Canto Madalena (Vila Madalena - São Paulo)



Alguns pequenos lugares parecem nos reservar grandes surpresas. E as surpresas devem ser bem recebidas, acolhidas e apreciadas, ainda que, obviamente, você nunca esteja preparado para elas.


O que esperar de um lugar chamado Canto Madalena? Primeiro, que fique na Vila mais querida da cidade, onde todos os amigos se encontram para conversar, festejar e sabe-se lá mais o quê. Segundo, que fique em um cantinho tranqüilo, longe da agitação que hoje toma conta do outrora pacato bairro. E, terceiro, se der sorte, que ele traga o velho canto e o encanto da Madalena.

O “Canto” surgiu há dez anos num lugarzinho escondido onde outrora havia uma mercearia e que Gilberto Brozinga, o simpático Giba, adquiriu e transformou em um boteco com cara de “casa da vovó”, misturando móveis antigos com peças de arte e toalhas de chita que dão ares alegres e nostálgicos ao lugar.
A casa, em si, já é uma ótima surpresa, com um ambiente totalmente interiorano se espalhando por varanda, sala e quintal, com um charmoso piso hidráulico e que incluem diversas plantas espalhadas pelas paredes e um teto retrátil que faz a felicidade dos freqüentadores em dias ensolarados e nas noites mais quentes.

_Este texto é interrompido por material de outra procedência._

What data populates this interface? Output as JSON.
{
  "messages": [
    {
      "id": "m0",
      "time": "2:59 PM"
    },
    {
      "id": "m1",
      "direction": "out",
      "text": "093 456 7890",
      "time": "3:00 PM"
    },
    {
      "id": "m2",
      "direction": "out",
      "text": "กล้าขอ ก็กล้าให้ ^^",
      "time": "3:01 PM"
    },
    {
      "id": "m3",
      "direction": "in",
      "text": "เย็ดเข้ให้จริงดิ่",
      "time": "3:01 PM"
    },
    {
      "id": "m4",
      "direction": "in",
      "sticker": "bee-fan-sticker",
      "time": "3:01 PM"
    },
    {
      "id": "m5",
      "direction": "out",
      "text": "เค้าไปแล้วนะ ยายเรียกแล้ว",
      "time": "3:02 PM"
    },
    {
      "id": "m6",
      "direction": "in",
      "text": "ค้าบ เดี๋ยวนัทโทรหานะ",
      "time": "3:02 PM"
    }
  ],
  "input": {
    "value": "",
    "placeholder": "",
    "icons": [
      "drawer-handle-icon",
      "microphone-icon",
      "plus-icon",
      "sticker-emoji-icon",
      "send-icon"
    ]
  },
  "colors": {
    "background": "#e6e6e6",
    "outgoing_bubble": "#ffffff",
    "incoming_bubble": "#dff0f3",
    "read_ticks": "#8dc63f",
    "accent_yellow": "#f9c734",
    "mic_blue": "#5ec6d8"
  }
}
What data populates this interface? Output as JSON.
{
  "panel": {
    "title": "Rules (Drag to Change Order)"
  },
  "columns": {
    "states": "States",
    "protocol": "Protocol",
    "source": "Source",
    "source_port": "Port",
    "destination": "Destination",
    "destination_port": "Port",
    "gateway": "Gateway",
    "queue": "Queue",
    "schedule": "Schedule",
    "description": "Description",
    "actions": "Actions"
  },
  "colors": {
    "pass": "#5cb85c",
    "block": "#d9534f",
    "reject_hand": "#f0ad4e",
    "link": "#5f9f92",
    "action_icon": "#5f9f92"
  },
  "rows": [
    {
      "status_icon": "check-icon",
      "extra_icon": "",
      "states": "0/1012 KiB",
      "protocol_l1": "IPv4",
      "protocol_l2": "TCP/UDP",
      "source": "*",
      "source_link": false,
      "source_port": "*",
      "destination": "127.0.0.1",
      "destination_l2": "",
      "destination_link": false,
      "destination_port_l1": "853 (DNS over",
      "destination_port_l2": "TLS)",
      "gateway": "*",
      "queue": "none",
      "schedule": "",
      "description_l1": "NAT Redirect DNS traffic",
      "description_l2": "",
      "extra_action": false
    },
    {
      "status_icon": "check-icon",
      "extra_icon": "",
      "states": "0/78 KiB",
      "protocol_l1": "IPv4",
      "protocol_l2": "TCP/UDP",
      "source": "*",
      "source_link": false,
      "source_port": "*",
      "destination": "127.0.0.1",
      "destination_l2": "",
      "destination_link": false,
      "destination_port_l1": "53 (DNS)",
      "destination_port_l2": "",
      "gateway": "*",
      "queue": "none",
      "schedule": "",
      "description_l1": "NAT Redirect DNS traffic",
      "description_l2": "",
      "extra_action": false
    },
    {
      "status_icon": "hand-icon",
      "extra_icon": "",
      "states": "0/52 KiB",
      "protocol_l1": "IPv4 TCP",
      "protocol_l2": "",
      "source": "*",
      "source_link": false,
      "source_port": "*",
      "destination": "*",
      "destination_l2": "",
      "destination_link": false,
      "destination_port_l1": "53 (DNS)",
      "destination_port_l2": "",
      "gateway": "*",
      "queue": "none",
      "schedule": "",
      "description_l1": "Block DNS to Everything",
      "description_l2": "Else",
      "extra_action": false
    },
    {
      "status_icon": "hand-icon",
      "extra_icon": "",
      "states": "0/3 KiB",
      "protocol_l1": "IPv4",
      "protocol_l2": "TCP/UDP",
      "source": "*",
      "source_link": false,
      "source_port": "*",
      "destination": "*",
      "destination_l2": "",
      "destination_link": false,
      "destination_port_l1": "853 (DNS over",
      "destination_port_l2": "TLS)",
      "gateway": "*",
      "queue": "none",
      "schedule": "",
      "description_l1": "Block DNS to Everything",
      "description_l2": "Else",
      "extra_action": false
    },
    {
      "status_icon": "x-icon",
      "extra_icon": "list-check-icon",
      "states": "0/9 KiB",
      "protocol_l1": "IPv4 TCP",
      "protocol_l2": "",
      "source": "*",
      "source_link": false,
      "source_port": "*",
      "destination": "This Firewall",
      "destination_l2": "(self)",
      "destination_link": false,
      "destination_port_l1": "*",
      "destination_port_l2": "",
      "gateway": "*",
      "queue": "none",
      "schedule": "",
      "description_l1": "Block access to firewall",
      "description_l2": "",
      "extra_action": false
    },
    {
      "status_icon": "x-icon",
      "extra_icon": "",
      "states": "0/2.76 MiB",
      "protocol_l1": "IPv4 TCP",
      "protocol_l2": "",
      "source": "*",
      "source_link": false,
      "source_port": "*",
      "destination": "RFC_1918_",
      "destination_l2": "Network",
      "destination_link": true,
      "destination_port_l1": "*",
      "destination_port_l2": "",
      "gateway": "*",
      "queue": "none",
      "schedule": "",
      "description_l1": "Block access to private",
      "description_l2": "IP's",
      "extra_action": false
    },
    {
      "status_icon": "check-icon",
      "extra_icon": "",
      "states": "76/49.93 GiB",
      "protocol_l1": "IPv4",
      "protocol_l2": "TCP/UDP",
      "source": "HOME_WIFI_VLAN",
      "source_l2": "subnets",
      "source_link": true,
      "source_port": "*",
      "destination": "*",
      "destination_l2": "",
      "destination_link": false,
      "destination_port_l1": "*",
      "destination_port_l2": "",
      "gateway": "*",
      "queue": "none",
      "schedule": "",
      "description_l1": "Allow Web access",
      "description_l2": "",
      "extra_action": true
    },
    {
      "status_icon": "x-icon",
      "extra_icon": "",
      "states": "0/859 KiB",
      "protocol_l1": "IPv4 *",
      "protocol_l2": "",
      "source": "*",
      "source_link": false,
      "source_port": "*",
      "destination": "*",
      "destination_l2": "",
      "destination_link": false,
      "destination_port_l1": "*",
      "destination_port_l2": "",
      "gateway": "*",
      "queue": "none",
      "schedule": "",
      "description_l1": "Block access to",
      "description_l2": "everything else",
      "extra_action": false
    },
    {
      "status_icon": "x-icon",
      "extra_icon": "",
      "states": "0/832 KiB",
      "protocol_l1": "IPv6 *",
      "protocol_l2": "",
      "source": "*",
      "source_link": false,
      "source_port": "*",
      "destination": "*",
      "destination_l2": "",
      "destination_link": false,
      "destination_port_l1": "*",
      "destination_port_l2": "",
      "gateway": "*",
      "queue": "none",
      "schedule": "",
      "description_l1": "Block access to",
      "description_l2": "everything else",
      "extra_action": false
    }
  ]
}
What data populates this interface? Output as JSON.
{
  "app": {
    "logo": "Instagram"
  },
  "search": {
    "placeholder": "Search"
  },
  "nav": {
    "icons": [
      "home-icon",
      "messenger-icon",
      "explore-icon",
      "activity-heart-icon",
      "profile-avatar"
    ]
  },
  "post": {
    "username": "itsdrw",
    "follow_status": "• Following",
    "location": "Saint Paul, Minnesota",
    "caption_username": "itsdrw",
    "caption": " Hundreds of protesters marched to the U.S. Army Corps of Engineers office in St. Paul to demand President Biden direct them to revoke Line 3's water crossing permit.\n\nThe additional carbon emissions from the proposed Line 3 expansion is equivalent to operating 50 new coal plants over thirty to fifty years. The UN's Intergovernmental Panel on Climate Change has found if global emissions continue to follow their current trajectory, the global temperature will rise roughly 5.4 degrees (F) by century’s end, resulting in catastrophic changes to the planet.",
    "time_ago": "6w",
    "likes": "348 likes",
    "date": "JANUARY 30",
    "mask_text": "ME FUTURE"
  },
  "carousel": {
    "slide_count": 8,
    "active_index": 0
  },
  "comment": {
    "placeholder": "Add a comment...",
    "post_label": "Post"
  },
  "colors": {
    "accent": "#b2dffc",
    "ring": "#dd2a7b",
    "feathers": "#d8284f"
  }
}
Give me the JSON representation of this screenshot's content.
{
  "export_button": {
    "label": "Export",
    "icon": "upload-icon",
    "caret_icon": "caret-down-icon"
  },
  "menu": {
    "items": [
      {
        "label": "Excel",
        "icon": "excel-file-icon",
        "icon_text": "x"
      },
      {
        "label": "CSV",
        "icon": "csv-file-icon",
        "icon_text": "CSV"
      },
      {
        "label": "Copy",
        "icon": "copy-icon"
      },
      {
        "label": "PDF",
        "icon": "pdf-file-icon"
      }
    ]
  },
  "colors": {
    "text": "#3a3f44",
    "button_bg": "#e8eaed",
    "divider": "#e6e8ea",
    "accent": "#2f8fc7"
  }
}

O jeitão familiar, de interior e de “casa de avó” não é coincidência. A casa é realmente conduzida por uma família inteira, unida e carinhosa. Como Giba é sócio também do Brasileirinho, restaurante no Mercadão, e fica a maior parte do tempo por lá, quem toca a casa atualmente são Tita Lima – sua esposa, Isadora – sua filha, e Marcos – seu irmão. E tocam bem, muito bem.
E vão proporcionando boas surpresas, como o informal e atencioso atendimento dos garçons, a generosidade das caipirinhas e a quantidade infindável de cachaças – a maioria de Minas – que somam mais de 200 rótulos e ocupam não apenas as páginas do cardápio como diversas prateleiras e vitrines espalhadas pelo salão.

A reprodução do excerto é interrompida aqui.